Und hier die Sicht des beginnenden 20. Jahrhunderts:
Julius Stinde
Die Grille und die Ameise
Es war einmal eine Ameise, die war ebenso fleißig wie sparsam. Den Kaffeesatz brühte sie viermal auf, bevor sie ihn der Scheuerfrau in den Tagelohn rechnete, und ihr bestes Kleid war schon zweimal in der Färbe gewesen. Auf diese Weise kam sie zu einem hübschen Vermögen, das sie, da die Consols des Ameisenreiches nur drei Prozent gaben, in tropischen Orchideenactien anlegte, die vierhundertundvierzig standen und deren Dividende von sieben bis auf dreizehn gestiegen war. So hatte sie nicht nötig mehr, zu arbeiten, sondern konnte von ihrem Gelde leben und Kaffee trinken und Napfkuchen essen, wie ihr Herz begehrte. Auh war sie sehr wohltätig. Sie besuchte alle Bazare zur Milderung des Elends und verkaufte dort Pulswärmer, die sie in abendlichen Dämmerungsstunden gestrickt hatte, zu hohen Preisen, woran sie nur die Hälfte für Materialauslagen und Arbeitslohn beanspruchte. Darum fehlte es ihr nicht an Wertschätzung und Hochachtung.
Ihre Freundin, die Grille ging auch auf die Bazare und zwar in Begleitung von Kavalieren und tief ausgeschnitten wie zu einem Parée-Theater. Da gab sie alles Geld aus, was sie hatte und das der Kavaliere dazu, die dann Anleihen bei häßlichen alten Wucherern machen und sich nachher totschießen mußten, worauf sie in sogenannte Schlüsselromane kamen zum Ergötz aller Anständigen, die sich freuen, wenn Andere in die Presse kommen und nicht sie.
Da sagte die Ameise, als weder die Grille noch ihr derzeitiger Kavalier Wohltätigkeitspulswärmer kaufen wollten: "Dir wird es noch einmal recht schlecht gehen. Du jubilierst und flirtest ohne an Dein Alter zu denken. Schönheit vergeht, Sparsamkeit besteht!"
Die Grille lachte und sang: "Heute ist heut! Heut will ich lustig sein.
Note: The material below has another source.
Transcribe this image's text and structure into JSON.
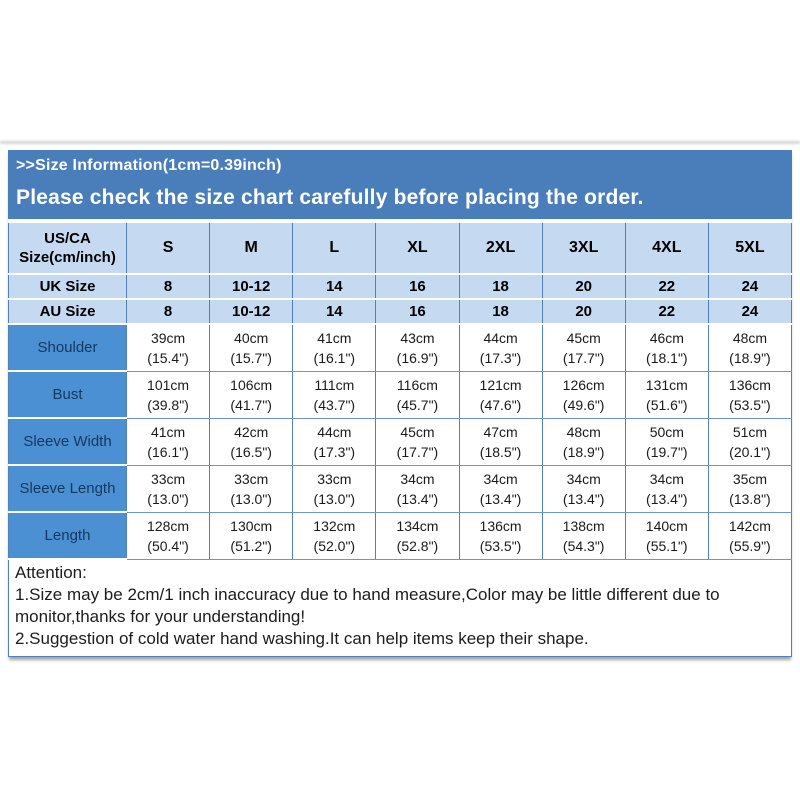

Holdrio juchheh." -
Als der Winter nun kam - die Grille hatte von ihrem diesmaligen Kavalier eine Blaufuchsstola bekommen und einen Sealskinmantel samt Muff - begegnete die Ameise ihr in dem gefärbten Kleide mit einem dünnen Tuch um die Schulter und fror grausam.
"Wie siehst denn Du aus?" fragte die Grille. "Ach", klagte die Ameise bitterlich weinend, "die tropische Orchideengesellschaft ist Pleite und ich habe all' mein mühsam Erspartes verloren."
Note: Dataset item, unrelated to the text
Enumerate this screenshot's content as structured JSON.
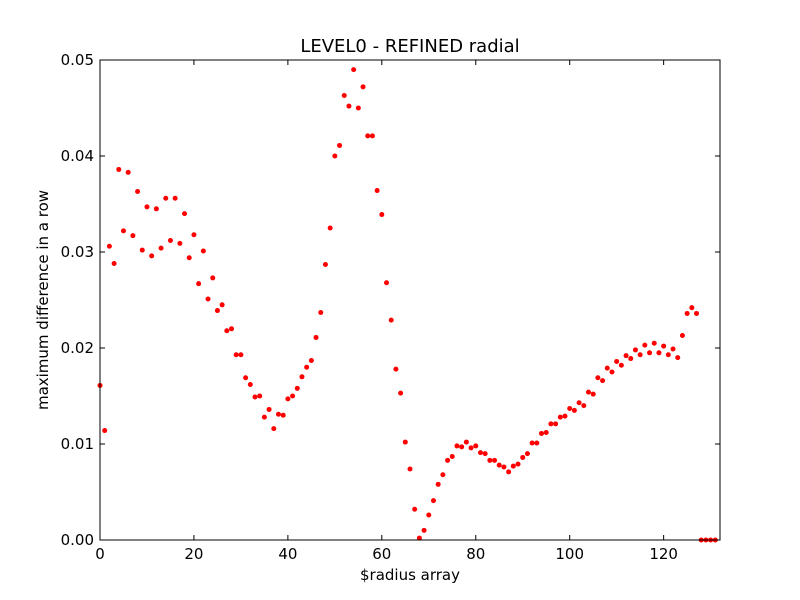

"Warum hast Du nicht gesungen und geflirtet?" entgegnete die Grille. Mit einer liebreizenden Bewegung stellte sie vor: "Die Ameise, meine beste Jugendfreundin, Herr Papillon, früherer Aufsichtsrat der tropischen Orchideengesellschaft, demnächst mein Gatte. Willst Du uns besuchen, wir wohnen Villa Providence, eingerichtet mit allem Comfort der Neuzeit". Damit hüpfte sie am Arme ihres Begleiters lächelnd davon.
Lange und betrübsam überlegend blickte die Ameise ihnen nach. "Früher war die Geschichte anders", murmelte sie; "aber mir scheint, so wie sie jetzt ist, ist sie richtiger. Und - die Wahrheit über Alles - sagt Ibsen."
In: Damenspende des Vereins Berliner Presse, Winter 1905, S. 49-51.